Andrew Witty is right that healthcare is intensely personal. I would add that it’s confusing, emotional, and full of language that’s utterly foreign. It’s also expensive, and the majority of people can’t afford to have the care they need without insurance. When a faceless bureaucrat or incomprehensible policy is placed in the way of that care, it’s maddening on a fundamental level. There is a sense of outrage that care recommended by a trusted healthcare provider is unavailable. People are angry, and worse, they feel powerless. Right now, all of that anger and powerlessness is bubbling up and boiling over, painting a murderer as a vigilante.
It seems obvious that today’s U.S. healthcare system is designed around insurance companies—not patients, not physicians, and certainly not employers or taxpayers. It’s difficult to overlook how the inequities of our current healthcare system favor insurance companies over providers and patients. Even so, I don’t believe that Brian Thompson’s murderer dispensed justice. He walked up to a man going to work and killed him. Before his murderer was even caught, the media tied his murder to his job and the conversation had started to shift to justification. That should be a chilling thought for all of us.
Fixing what’s broken in the healthcare system is a moral imperative, yet make no mistake, it will be a long and arduous campaign.
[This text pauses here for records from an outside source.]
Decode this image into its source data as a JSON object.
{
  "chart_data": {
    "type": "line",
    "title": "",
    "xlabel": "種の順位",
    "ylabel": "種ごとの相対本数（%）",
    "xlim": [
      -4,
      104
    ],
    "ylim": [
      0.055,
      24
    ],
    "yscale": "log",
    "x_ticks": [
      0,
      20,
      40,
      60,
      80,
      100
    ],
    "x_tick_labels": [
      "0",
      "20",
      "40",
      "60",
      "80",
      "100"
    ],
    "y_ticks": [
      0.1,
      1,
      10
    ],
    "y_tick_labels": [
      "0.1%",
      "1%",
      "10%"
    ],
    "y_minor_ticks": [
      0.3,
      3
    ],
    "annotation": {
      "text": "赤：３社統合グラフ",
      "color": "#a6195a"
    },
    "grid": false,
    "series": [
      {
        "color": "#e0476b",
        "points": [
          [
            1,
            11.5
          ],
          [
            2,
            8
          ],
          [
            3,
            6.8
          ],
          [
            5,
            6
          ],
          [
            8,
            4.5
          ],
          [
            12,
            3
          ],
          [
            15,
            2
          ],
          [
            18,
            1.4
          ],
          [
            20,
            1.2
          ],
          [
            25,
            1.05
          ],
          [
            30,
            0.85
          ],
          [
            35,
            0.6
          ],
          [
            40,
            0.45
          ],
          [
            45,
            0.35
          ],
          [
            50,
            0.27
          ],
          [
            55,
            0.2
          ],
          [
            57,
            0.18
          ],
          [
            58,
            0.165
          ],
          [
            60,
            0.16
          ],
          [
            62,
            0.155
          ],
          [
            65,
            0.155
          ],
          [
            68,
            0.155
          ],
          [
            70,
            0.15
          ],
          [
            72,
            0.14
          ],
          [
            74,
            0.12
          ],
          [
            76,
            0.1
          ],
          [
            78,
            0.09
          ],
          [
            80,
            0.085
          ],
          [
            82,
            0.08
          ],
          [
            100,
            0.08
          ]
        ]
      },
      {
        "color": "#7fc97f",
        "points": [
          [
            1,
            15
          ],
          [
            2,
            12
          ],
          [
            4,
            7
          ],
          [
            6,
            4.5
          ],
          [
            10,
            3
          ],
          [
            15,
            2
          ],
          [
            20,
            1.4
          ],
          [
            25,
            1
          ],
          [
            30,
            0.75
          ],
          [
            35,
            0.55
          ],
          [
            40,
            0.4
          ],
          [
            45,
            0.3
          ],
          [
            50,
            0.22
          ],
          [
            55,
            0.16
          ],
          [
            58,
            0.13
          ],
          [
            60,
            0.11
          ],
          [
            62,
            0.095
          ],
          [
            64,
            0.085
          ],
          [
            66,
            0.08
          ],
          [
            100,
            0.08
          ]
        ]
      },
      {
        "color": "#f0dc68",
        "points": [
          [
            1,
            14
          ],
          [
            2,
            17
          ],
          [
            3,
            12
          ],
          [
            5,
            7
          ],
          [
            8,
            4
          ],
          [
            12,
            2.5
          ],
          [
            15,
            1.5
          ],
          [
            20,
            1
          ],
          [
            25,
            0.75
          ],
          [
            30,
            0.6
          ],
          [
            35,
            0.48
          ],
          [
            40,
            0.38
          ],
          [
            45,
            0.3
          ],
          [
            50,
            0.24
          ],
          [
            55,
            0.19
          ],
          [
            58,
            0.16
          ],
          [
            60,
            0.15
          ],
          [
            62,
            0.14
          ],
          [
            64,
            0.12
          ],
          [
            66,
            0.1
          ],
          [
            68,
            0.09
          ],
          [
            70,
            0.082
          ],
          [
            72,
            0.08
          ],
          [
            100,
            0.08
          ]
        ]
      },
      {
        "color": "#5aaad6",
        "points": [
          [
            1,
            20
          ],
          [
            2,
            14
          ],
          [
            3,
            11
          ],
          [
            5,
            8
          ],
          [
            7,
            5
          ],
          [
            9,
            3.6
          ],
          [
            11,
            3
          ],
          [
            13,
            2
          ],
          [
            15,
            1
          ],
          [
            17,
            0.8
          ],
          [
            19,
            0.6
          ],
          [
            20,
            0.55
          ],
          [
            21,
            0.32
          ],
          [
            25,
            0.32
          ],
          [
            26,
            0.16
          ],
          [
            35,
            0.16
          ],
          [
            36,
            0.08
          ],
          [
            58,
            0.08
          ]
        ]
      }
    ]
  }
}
There is simply too much money, and far too much political influence, in the hands of these multi-billion-dollar companies for change to come easily. UnitedHealth Group alone is the fifth largest corporation on the planet.
I will continue to be a voice calling for payors to discontinue unfair business practices and remove administrative barriers to health coverage. Change must come through conversation, negotiation, and understanding, not violence. As 2025 unfolds, I am committed to being a positive (if loud) voice for the evolution of managed care in the U.S.
In closing, let’s remember Brian Thompson the man, a human being who, according to some accounts, could have been a voice for change from within UnitedHealthcare.
Dehumanizing him and turning him into an effigy for all that is deeply wrong with the system as a whole does him and his family a disservice. Moreover, every justification of this kind of violence chips away at our collective soul. This is not who we are, and if it’s starting to be, then that’s a change we must make as well.
We are better than that. And the U.S. healthcare system can be better than it is today, too.